No futuro, talvez estes primeiros 20 anos do século 21 sejam lembrados como a franja de uma civilização em metamorfose: nada mais é como era, mas muito pouco já é como um dia virá a ser.
Podemos perceber sinais de fadiga dos materiais por todos os lados. A sala de aula, por exemplo, não funciona mais como antes, mas não sabemos ainda como alunos e professores vão interagir no futuro. Como motivar estudantes com uma oferta ilimitada de entretenimento ao alcance da mão a se interessarem por conteúdos que a escola considera relevantes? Como usar a tecnologia de forma intelectualmente desafiadora? Como formar professores? (Spoiler: em meio a tantas dúvidas, a "lavagem cerebral" dos megaestimulados alunos do século 21 soa como piada de mau gosto. Se existe algum tipo de lavagem cerebral em curso, não é na sala de aula que ela anda acontecendo.)
O mundo do trabalho também virou de cabeça para baixo: profissões desapareceram, empregos encolheram e ficou mais difícil planejar o futuro.
A instabilidade será o novo normal? É provável. Nesse aspecto, não foi apenas a economia que mudou, mas a própria expectativa com relação à satisfação pessoal no ambiente de trabalho. Ainda convivem, no mesmo espaço e ao mesmo tempo, o funcionário para quem a estabilidade no emprego é um valor e aquele que encara a perspectiva de trabalhar a vida inteira no mesmo lugar como uma espécie de maldição. É possível que, no futuro, as pessoas troquem de carreira com muito mais frequência do que hoje – por opção e também por contingência.
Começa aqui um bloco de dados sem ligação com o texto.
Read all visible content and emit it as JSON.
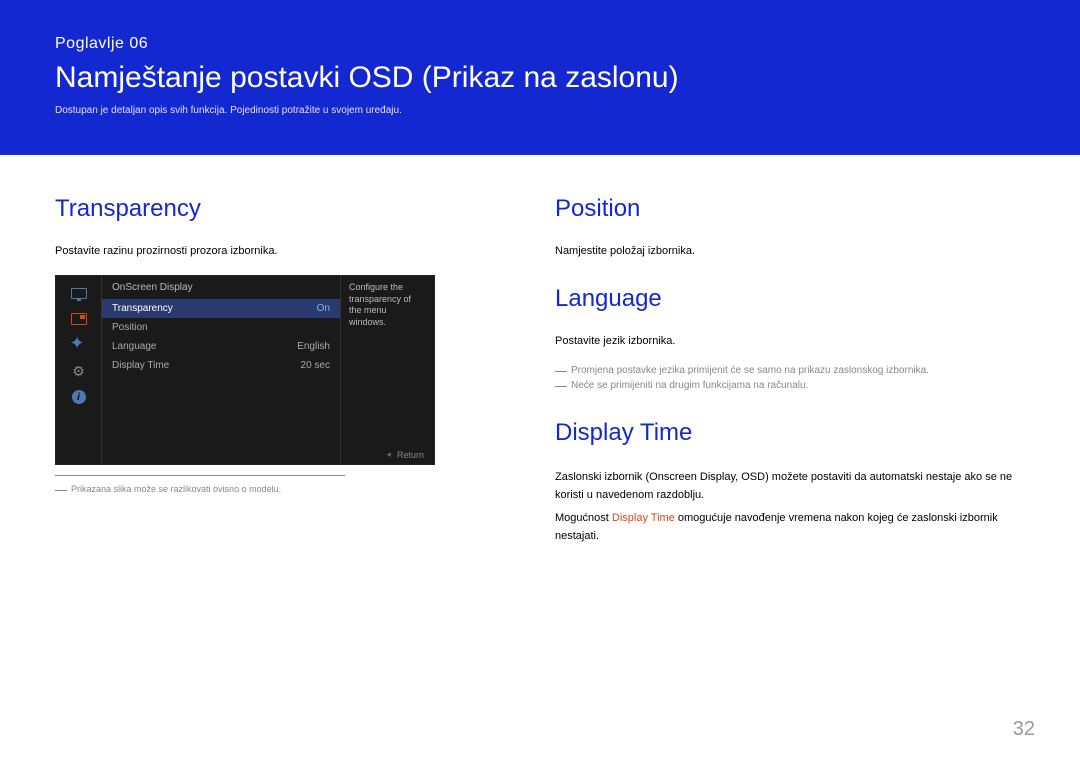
{
  "header": {
    "chapter": "Poglavlje 06",
    "title": "Namještanje postavki OSD (Prikaz na zaslonu)",
    "subtitle": "Dostupan je detaljan opis svih funkcija. Pojedinosti potražite u svojem uređaju."
  },
  "left": {
    "transparency": {
      "title": "Transparency",
      "desc": "Postavite razinu prozirnosti prozora izbornika."
    },
    "osd": {
      "menu_title": "OnScreen Display",
      "items": [
        {
          "label": "Transparency",
          "value": "On",
          "selected": true
        },
        {
          "label": "Position",
          "value": "",
          "selected": false
        },
        {
          "label": "Language",
          "value": "English",
          "selected": false
        },
        {
          "label": "Display Time",
          "value": "20 sec",
          "selected": false
        }
      ],
      "desc": "Configure the transparency of the menu windows.",
      "return": "Return"
    },
    "footnote": "Prikazana slika može se razlikovati ovisno o modelu."
  },
  "right": {
    "position": {
      "title": "Position",
      "desc": "Namjestite položaj izbornika."
    },
    "language": {
      "title": "Language",
      "desc": "Postavite jezik izbornika.",
      "note1": "Promjena postavke jezika primijenit će se samo na prikazu zaslonskog izbornika.",
      "note2": "Neće se primijeniti na drugim funkcijama na računalu."
    },
    "display_time": {
      "title": "Display Time",
      "p1": "Zaslonski izbornik (Onscreen Display, OSD) možete postaviti da automatski nestaje ako se ne koristi u navedenom razdoblju.",
      "p2a": "Mogućnost ",
      "p2b": "Display Time",
      "p2c": " omogućuje navođenje vremena nakon kojeg će zaslonski izbornik nestajati."
    }
  },
  "page": "32"
}
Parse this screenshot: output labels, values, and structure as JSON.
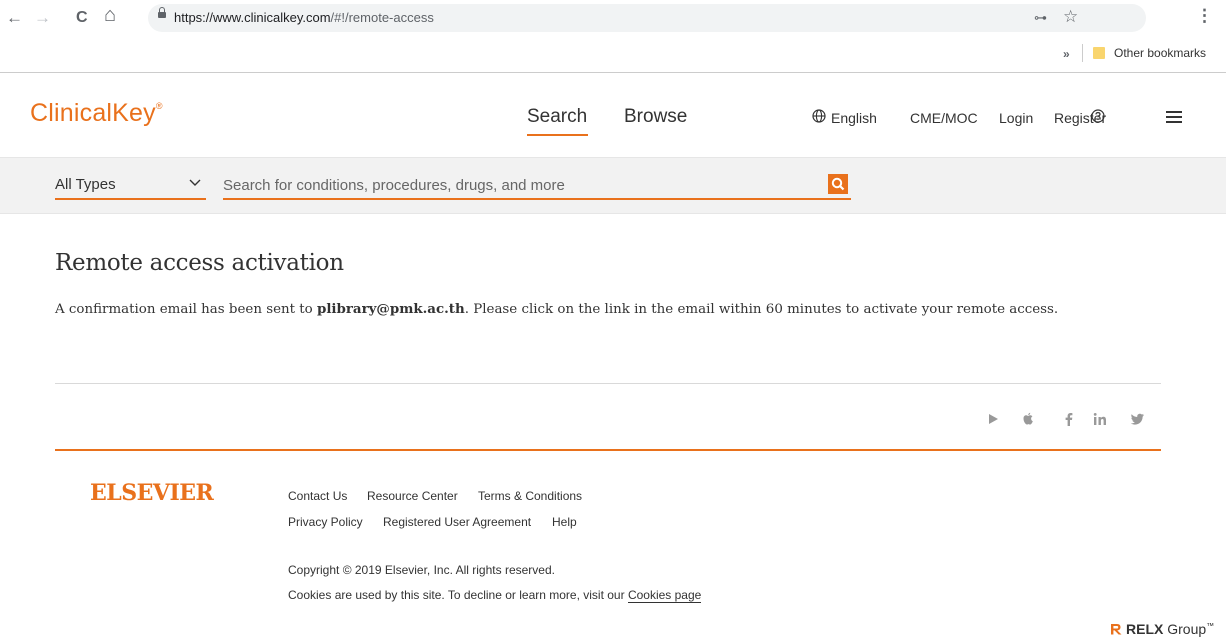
{
  "browser": {
    "back_glyph": "←",
    "forward_glyph": "→",
    "reload_glyph": "C",
    "home_glyph": "⌂",
    "url_host": "https://www.clinicalkey.com",
    "url_path": "/#!/remote-access",
    "key_glyph": "⊶",
    "star_glyph": "☆",
    "menu_glyph": "⋮",
    "bookmarks_chevron": "»",
    "bookmark_folder": "Other bookmarks"
  },
  "header": {
    "logo": "ClinicalKey",
    "logo_mark": "®",
    "nav": {
      "search": "Search",
      "browse": "Browse"
    },
    "language": "English",
    "cme": "CME/MOC",
    "login": "Login",
    "register": "Register"
  },
  "search": {
    "type_selected": "All Types",
    "placeholder": "Search for conditions, procedures, drugs, and more"
  },
  "main": {
    "title": "Remote access activation",
    "message_prefix": "A confirmation email has been sent to ",
    "email": "plibrary@pmk.ac.th",
    "message_suffix": ". Please click on the link in the email within 60 minutes to activate your remote access."
  },
  "social": {
    "play": "play-store-icon",
    "apple": "apple-icon",
    "facebook": "facebook-icon",
    "linkedin": "linkedin-icon",
    "twitter": "twitter-icon"
  },
  "footer": {
    "brand": "ELSEVIER",
    "links_row1": {
      "contact": "Contact Us",
      "resource": "Resource Center",
      "terms": "Terms & Conditions"
    },
    "links_row2": {
      "privacy": "Privacy Policy",
      "agreement": "Registered User Agreement",
      "help": "Help"
    },
    "copyright": "Copyright © 2019 Elsevier, Inc. All rights reserved.",
    "cookies_text": "Cookies are used by this site. To decline or learn more, visit our ",
    "cookies_link": "Cookies page",
    "relx_bold": "RELX",
    "relx_rest": " Group",
    "relx_tm": "™"
  },
  "colors": {
    "accent": "#e9711c",
    "strip": "#f2f2f2",
    "text": "#333333"
  }
}
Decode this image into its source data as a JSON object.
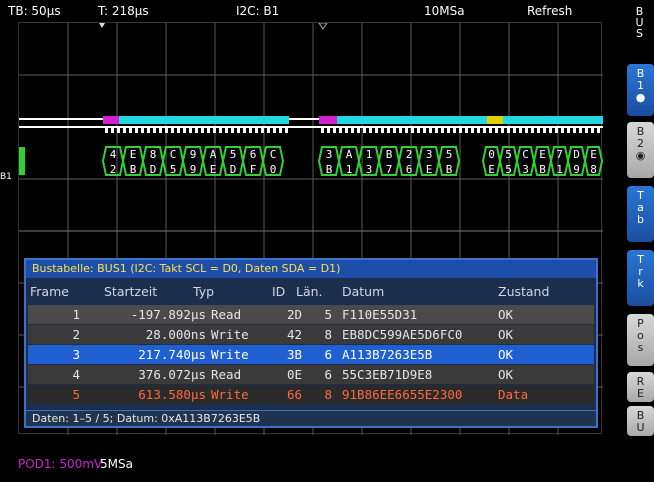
{
  "topbar": {
    "timebase": "TB: 50µs",
    "trigger_time": "T: 218µs",
    "bus": "I2C: B1",
    "sample_rate": "10MSa",
    "mode": "Refresh"
  },
  "sidebar": {
    "header": "BUS",
    "buttons": [
      {
        "label": "B1",
        "active": true
      },
      {
        "label": "B2",
        "active": false
      },
      {
        "label": "Tab",
        "active": true
      },
      {
        "label": "Trk",
        "active": true
      },
      {
        "label": "Pos",
        "active": false
      },
      {
        "label": "RE",
        "active": false
      },
      {
        "label": "BU",
        "active": false
      }
    ]
  },
  "channel_marker": "B1",
  "waveform": {
    "group1_top": [
      "4",
      "E",
      "8",
      "C",
      "9",
      "A",
      "5",
      "6",
      "C"
    ],
    "group1_bottom": [
      "2",
      "B",
      "D",
      "5",
      "9",
      "E",
      "D",
      "F",
      "0"
    ],
    "group2_top": [
      "3",
      "A",
      "1",
      "B",
      "2",
      "3",
      "5"
    ],
    "group2_bottom": [
      "B",
      "1",
      "3",
      "7",
      "6",
      "E",
      "B"
    ],
    "group3_top": [
      "0",
      "5",
      "C",
      "E",
      "7",
      "D",
      "E"
    ],
    "group3_bottom": [
      "E",
      "5",
      "3",
      "B",
      "1",
      "9",
      "8"
    ]
  },
  "bus_table": {
    "title": "Bustabelle: BUS1 (I2C: Takt SCL = D0, Daten SDA = D1)",
    "columns": {
      "frame": "Frame",
      "start": "Startzeit",
      "typ": "Typ",
      "id": "ID",
      "len": "Län.",
      "datum": "Datum",
      "zustand": "Zustand"
    },
    "rows": [
      {
        "frame": "1",
        "start": "-197.892µs",
        "typ": "Read",
        "id": "2D",
        "len": "5",
        "datum": "F110E55D31",
        "zustand": "OK"
      },
      {
        "frame": "2",
        "start": "28.000ns",
        "typ": "Write",
        "id": "42",
        "len": "8",
        "datum": "EB8DC599AE5D6FC0",
        "zustand": "OK"
      },
      {
        "frame": "3",
        "start": "217.740µs",
        "typ": "Write",
        "id": "3B",
        "len": "6",
        "datum": "A113B7263E5B",
        "zustand": "OK"
      },
      {
        "frame": "4",
        "start": "376.072µs",
        "typ": "Read",
        "id": "0E",
        "len": "6",
        "datum": "55C3EB71D9E8",
        "zustand": "OK"
      },
      {
        "frame": "5",
        "start": "613.580µs",
        "typ": "Write",
        "id": "66",
        "len": "8",
        "datum": "91B86EE6655E2300",
        "zustand": "Data"
      }
    ],
    "footer": "Daten: 1–5 / 5; Datum: 0xA113B7263E5B"
  },
  "bottom": {
    "pod": "POD1: 500mV",
    "sample_rate": "5MSa"
  },
  "colors": {
    "grid": "#5a5a5a",
    "accent_blue": "#2a6fd6",
    "selected_row": "#1f5fd0",
    "error_row": "#ff6a3d",
    "magenta": "#d020d0",
    "cyan": "#22d8e0",
    "green": "#30d030",
    "yellow": "#e0d000"
  }
}
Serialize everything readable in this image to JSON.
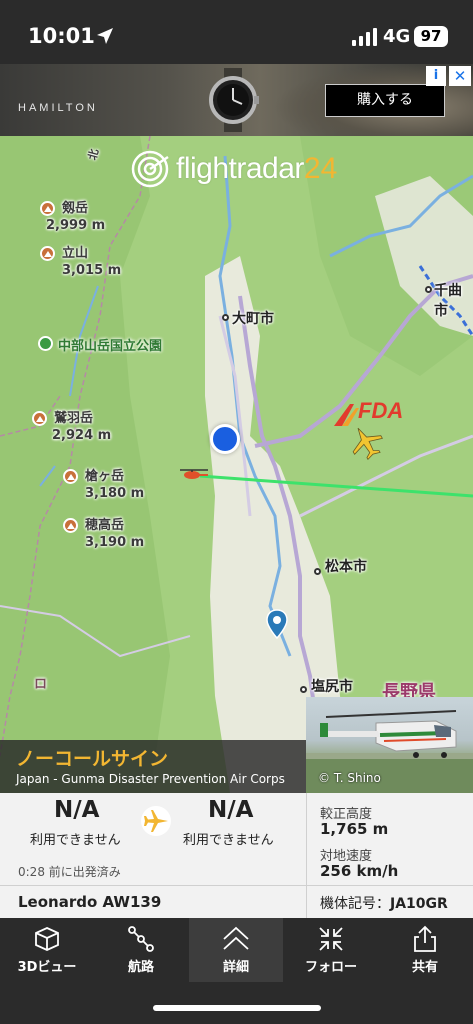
{
  "status_bar": {
    "time": "10:01",
    "network": "4G",
    "battery": "97"
  },
  "ad": {
    "brand": "HAMILTON",
    "cta": "購入する",
    "info": "i",
    "close": "✕"
  },
  "map": {
    "logo_part1": "flightradar",
    "logo_part2": "24",
    "peaks": [
      {
        "name": "剱岳",
        "elevation": "2,999 m"
      },
      {
        "name": "立山",
        "elevation": "3,015 m"
      },
      {
        "name": "鷲羽岳",
        "elevation": "2,924 m"
      },
      {
        "name": "槍ヶ岳",
        "elevation": "3,180 m"
      },
      {
        "name": "穂高岳",
        "elevation": "3,190 m"
      }
    ],
    "park": "中部山岳国立公園",
    "cities": [
      "大町市",
      "千曲市",
      "松本市",
      "塩尻市"
    ],
    "prefecture": "長野県",
    "airline_logo": "FDA",
    "route_marker": "北",
    "road_marker": "ロ"
  },
  "flight": {
    "callsign": "ノーコールサイン",
    "operator": "Japan - Gunma Disaster Prevention Air Corps",
    "photo_credit": "© T. Shino",
    "departure": {
      "code": "N/A",
      "status": "利用できません"
    },
    "arrival": {
      "code": "N/A",
      "status": "利用できません"
    },
    "elapsed": "0:28 前に出発済み",
    "calibrated_altitude_label": "較正高度",
    "calibrated_altitude": "1,765 m",
    "ground_speed_label": "対地速度",
    "ground_speed": "256 km/h",
    "aircraft_type": "Leonardo AW139",
    "registration_label": "機体記号：",
    "registration": "JA10GR"
  },
  "tabs": [
    {
      "label": "3Dビュー",
      "icon": "cube-icon"
    },
    {
      "label": "航路",
      "icon": "route-icon"
    },
    {
      "label": "詳細",
      "icon": "chevron-up-icon",
      "active": true
    },
    {
      "label": "フォロー",
      "icon": "follow-icon"
    },
    {
      "label": "共有",
      "icon": "share-icon"
    }
  ],
  "colors": {
    "accent": "#f2b632",
    "map_green": "#a4cf7f",
    "track": "#3de26b",
    "location": "#1a5fe0"
  }
}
Está mais do que claro que deu a louca também no mundo da política, e a democracia está em crise. Nada no horizonte sugere que estamos prestes a inventar um regime político melhor, mas talvez sejam necessários ajustes para tornar a democracia sexy novamente. O que sabemos, em 2018, é que a crise na representação política, potencializada pela sensação de desconforto e instabilidade em todos os outros aspectos da vida, tem levado alguns países a buscar refúgio no populismo, no autoritarismo, na exclusão e no ódio como plataforma. Ou seja: diante de um presente nebuloso e de um futuro incerto, muita gente tem preferido fugir para o passado.
O problema é que o passado só volta como fantasia – ou assombração. Por mais que a História nos ofereça exemplos para reflexão, podemos apenas imaginar a gororoba resultante da combinação inédita de uma receita antiga (fascismo, autoritarismo, populismo) com ingredientes novos (redes sociais, WhatsApp, fake news).
As críticas ao papel do Facebook nas eleições americanas de 2016 já parecem pré-história diante do destaque que o WhatsApp teve nas eleições brasileiras em 2018. O WhatsApp não é uma rede social controlada por um algoritmo, como o Facebook, mas uma ferramenta de troca de mensagens privadas sem qualquer tipo de mediação ou controle.
O que acontece quando milhares de pessoas podem espalhar mentiras e boatos com enorme rapidez e alcance durante uma eleição? Como esse universo paralelo pode ser submetido às regras básicas da civilização e convivência? Não sabemos ainda. Mas torço muito para que, até as próximas eleições, estejamos um pouco menos suscetíveis ao que não tem vergonha nem nunca terá.